Both the Republican and Democratic contests remain open, with Trump and Clinton facing significant challenges in contests that have so far been highly unpredictable. The night’s most prominent casualty was Jeb Bush, the former Florida governor, after he dropped out of the race, ending his dream of becoming a third Bush president after his father and brother.
"The people of Iowa, New Hampshire and South Carolina have spoken, and I really respect their decision … In this campaign I have stood my ground refusing to bend to the political winds" an emotional Bush said in Columbia after securing just 8% of the vote.
Trump made no mention of Bush’s decision to pull out of the race in his concession speech in Spartanburg. But he briefly congratulated Marco Rubio and Ted Cruz, who in effect were tied on around 22%, saying “it’s not easy” running for president.
By winning both South Carolina and New Hampshire and holding leads in 13 states that hold Republican contests on March 1, Trump was arguably on track to win the nomination, an outcome that seemed astounding to contemplate when he entered the race last summer.
With 99% of South Carolina precincts reporting, Trump had 32.5%, followed by Rubio with 22.5% and Cruz with 22.3%.
Trump's victory won him at least 44 of the state's 50 delegates, bringing his delegate count to 61, compared to 11 for Cruz and 10 for Rubio, according to a tally by Real Clear Politics. Republicans need 1,237 delegates to win the party nomination.
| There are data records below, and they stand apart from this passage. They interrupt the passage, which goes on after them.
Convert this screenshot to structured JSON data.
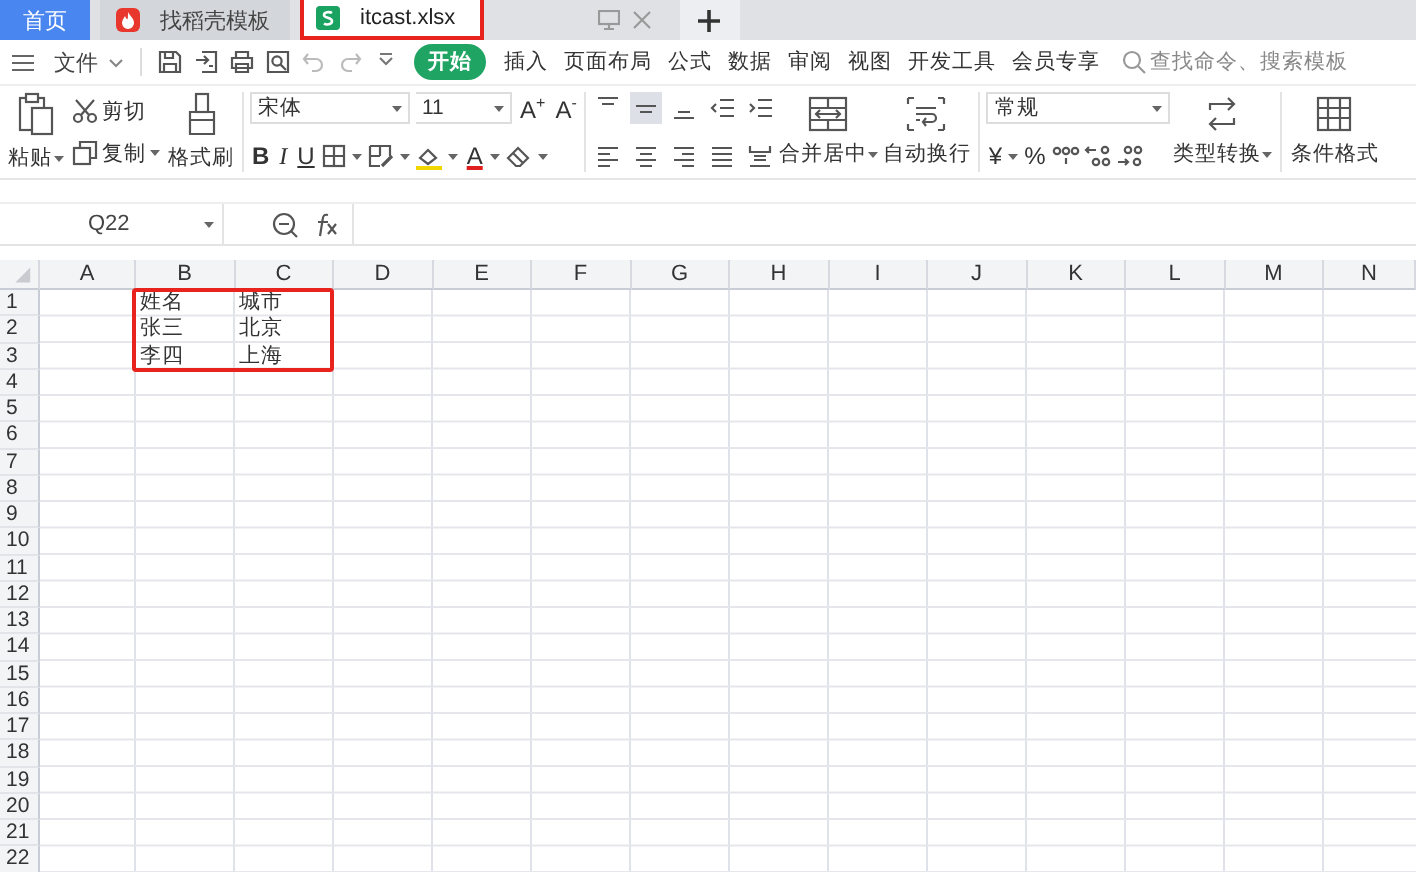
{
  "tabs": [
    {
      "label": "首页",
      "kind": "home",
      "selected": false,
      "highlighted": false
    },
    {
      "label": "找稻壳模板",
      "kind": "template",
      "selected": false,
      "highlighted": false
    },
    {
      "label": "itcast.xlsx",
      "kind": "sheet",
      "selected": true,
      "highlighted": true
    }
  ],
  "file_menu": {
    "label": "文件"
  },
  "menu_tabs": [
    {
      "label": "开始",
      "selected": true
    },
    {
      "label": "插入",
      "selected": false
    },
    {
      "label": "页面布局",
      "selected": false
    },
    {
      "label": "公式",
      "selected": false
    },
    {
      "label": "数据",
      "selected": false
    },
    {
      "label": "审阅",
      "selected": false
    },
    {
      "label": "视图",
      "selected": false
    },
    {
      "label": "开发工具",
      "selected": false
    },
    {
      "label": "会员专享",
      "selected": false
    }
  ],
  "search": {
    "placeholder": "查找命令、搜索模板"
  },
  "ribbon": {
    "clipboard": [
      {
        "kind": "paste",
        "label": "粘贴",
        "dropdown": true
      },
      {
        "kind": "cut",
        "label": "剪切",
        "dropdown": false
      },
      {
        "kind": "copy",
        "label": "复制",
        "dropdown": true
      },
      {
        "kind": "format_painter",
        "label": "格式刷",
        "dropdown": false
      }
    ],
    "font": {
      "name": "宋体",
      "size": "11",
      "size_buttons": [
        "A$^{+}$",
        "A$^{-}$"
      ],
      "style_buttons": [
        "B",
        "I",
        "U"
      ],
      "font_color_label": "A"
    },
    "align_buttons": [
      {
        "kind": "top",
        "selected": false
      },
      {
        "kind": "middle",
        "selected": true
      },
      {
        "kind": "bottom",
        "selected": false
      },
      {
        "kind": "outdent",
        "selected": false
      },
      {
        "kind": "indent",
        "selected": false
      },
      {
        "kind": "left",
        "selected": false
      },
      {
        "kind": "center",
        "selected": false
      },
      {
        "kind": "right",
        "selected": false
      },
      {
        "kind": "justify",
        "selected": false
      },
      {
        "kind": "distributed",
        "selected": false
      }
    ],
    "alignment": [
      {
        "kind": "merge_center",
        "label": "合并居中",
        "dropdown": true
      },
      {
        "kind": "wrap_text",
        "label": "自动换行",
        "dropdown": false
      }
    ],
    "number": {
      "format": "常规",
      "symbols": [
        "¥",
        "%"
      ],
      "convert": {
        "label": "类型转换",
        "dropdown": true
      }
    },
    "conditional_format": {
      "label": "条件格式"
    }
  },
  "formula_bar": {
    "name_box": "Q22"
  },
  "sheet": {
    "columns": [
      "A",
      "B",
      "C",
      "D",
      "E",
      "F",
      "G",
      "H",
      "I",
      "J",
      "K",
      "L",
      "M",
      "N"
    ],
    "rows": [
      {
        "label": "1",
        "framed": true,
        "cells": {
          "B": "姓名",
          "C": "城市"
        }
      },
      {
        "label": "2",
        "framed": true,
        "cells": {
          "B": "张三",
          "C": "北京"
        }
      },
      {
        "label": "3",
        "framed": true,
        "cells": {
          "B": "李四",
          "C": "上海"
        }
      },
      {
        "label": "4",
        "framed": false
      },
      {
        "label": "5",
        "framed": false
      },
      {
        "label": "6",
        "framed": false
      },
      {
        "label": "7",
        "framed": false
      },
      {
        "label": "8",
        "framed": false
      },
      {
        "label": "9",
        "framed": false
      },
      {
        "label": "10",
        "framed": false
      },
      {
        "label": "11",
        "framed": false
      },
      {
        "label": "12",
        "framed": false
      },
      {
        "label": "13",
        "framed": false
      },
      {
        "label": "14",
        "framed": false
      },
      {
        "label": "15",
        "framed": false
      },
      {
        "label": "16",
        "framed": false
      },
      {
        "label": "17",
        "framed": false
      },
      {
        "label": "18",
        "framed": false
      },
      {
        "label": "19",
        "framed": false
      },
      {
        "label": "20",
        "framed": false
      },
      {
        "label": "21",
        "framed": false
      },
      {
        "label": "22",
        "framed": false
      }
    ]
  }
}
Clinton’s victory over democratic socialist Bernie Sanders in Nevada was considerably narrower than Trump’s over Cruz and Rubio, after the independent senator from Vermont once again put in a better-than-expected performance, making significant inroads into the former secretary of state’s Latino votes.
After winning the Nevada caucuses 53% to 47%, Clinton seized on the much-needed victory as aides claimed momentum was on her side after Sanders held her to an effective tie in Iowa and convincingly beat her in New Hampshire.
Her result denied Sanders the breakthrough win he had sought in a state with a heavy minority population, but his ability to close a one-time double-digit polling lead for Clinton suggests the Democratic nominating race will be long and hard fought.
"Some may have doubted us, but we never doubted each other," she told cheering supporters at a victory rally in Las Vegas. "This is your campaign."
Sanders vowed to fight on and set his sights on the 11 states that vote on "Super Tuesday," March 1. He predicted that when Democrats gather for their nominating convention in Philadelphia in July, "We are going to see the results of one of the great political upsets in the history of the United States."
"The wind is at our backs," the Vermont senator said. "We have the momentum."
Despite the fact both Trump and Clinton now have newfound momentum, winning two of their first three nomination contests, major obstacles remain. Rivals on both the Republican and Democratic side will now broaden their challenges across the country, 10 days away from the crucial Super Tuesday primaries on 1 March.
Before that the two parties switch states, with Democrats heading to South Carolina, and Republicans to Nevada.